How to Create the Sci-Fi World We Were Promised
Ratings1
Average rating3
Read this immediately after Abundance which was a cool, if not highly redundant, experience.
This book is a more aimless and repetitive “Abundance” that never really gets into the nitty gritty. I honestly couldn't tell you what Conservative Futurism even is.
In a sentence, I could explain Abundance philosophy. I could not do this same for Conservative Futurism as it feels like a redundant yet unspecified copy of Abundance with more affection for nuclear energy.
So much of the book is surface level I was shocked when I was 2/3 of the way through and realized that I still had no idea what the author was getting at.

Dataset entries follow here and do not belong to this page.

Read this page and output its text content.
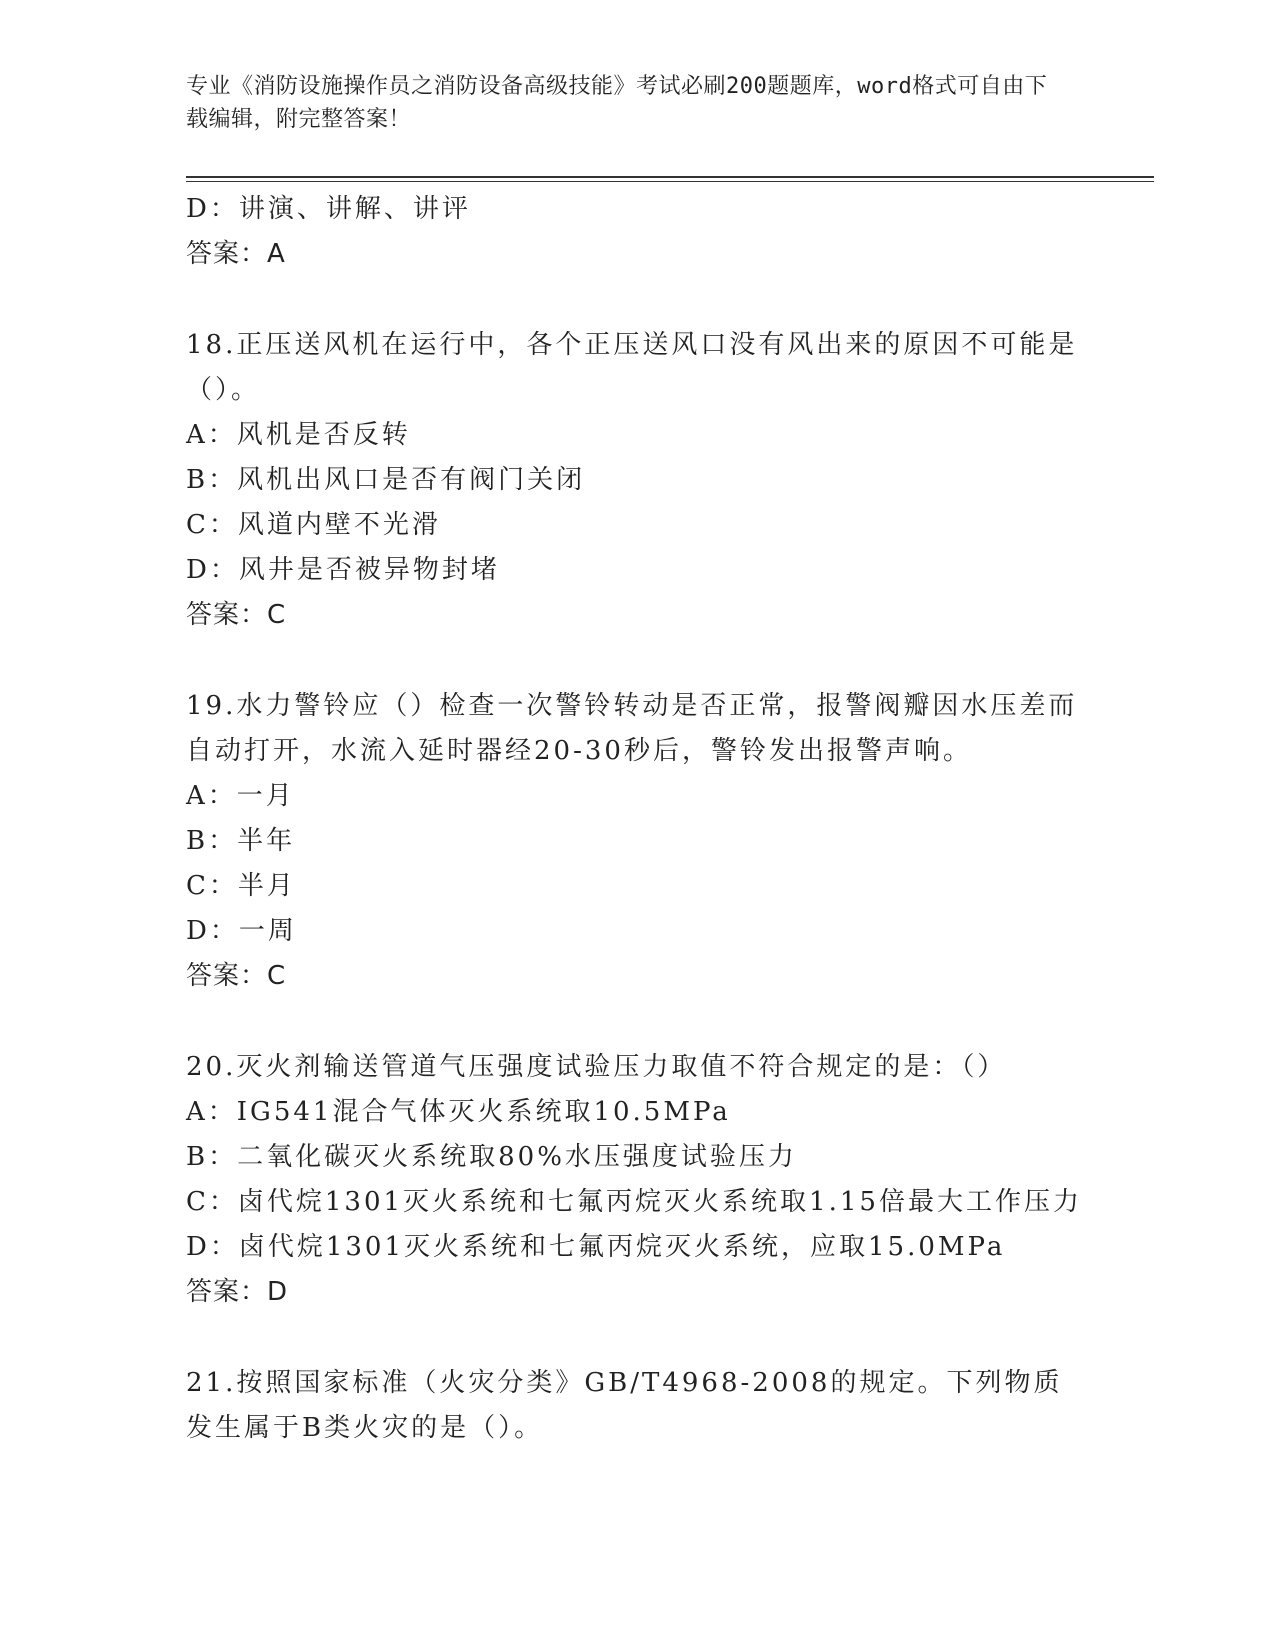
专业《消防设施操作员之消防设备高级技能》考试必刷200题题库，word格式可自由下载编辑，附完整答案！
D：讲演、讲解、讲评
答案：A
18.正压送风机在运行中，各个正压送风口没有风出来的原因不可能是（）。
A：风机是否反转
B：风机出风口是否有阀门关闭
C：风道内壁不光滑
D：风井是否被异物封堵
答案：C
19.水力警铃应（）检查一次警铃转动是否正常，报警阀瓣因水压差而自动打开，水流入延时器经20-30秒后，警铃发出报警声响。
A：一月
B：半年
C：半月
D：一周
答案：C
20.灭火剂输送管道气压强度试验压力取值不符合规定的是：（）
A：IG541混合气体灭火系统取10.5MPa
B：二氧化碳灭火系统取80%水压强度试验压力
C：卤代烷1301灭火系统和七氟丙烷灭火系统取1.15倍最大工作压力
D：卤代烷1301灭火系统和七氟丙烷灭火系统，应取15.0MPa
答案：D
21.按照国家标准（火灾分类》GB/T4968-2008的规定。下列物质发生属于B类火灾的是（）。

Chapter 11 was better though as he finally started to get a little more in the weeds, but even there, it just felt like a worse copy of Klein and Thompson's book.
Now I'm not saying it's a bad book, it's fine. It just feels like one long chapter 1 that never gets to something more. Again, I don't even know what his claim or thesis was in this.
But to end on a positive, the biggest positive I have is how fun it was to read this as a companion piece to “Abundance”. The history in both books lines up almost exactly which makes it fun to see the dueling ideas for the future. The fun ends though when only Klein and Thompson provide a robust breakdown of their view while this book simply doesn't.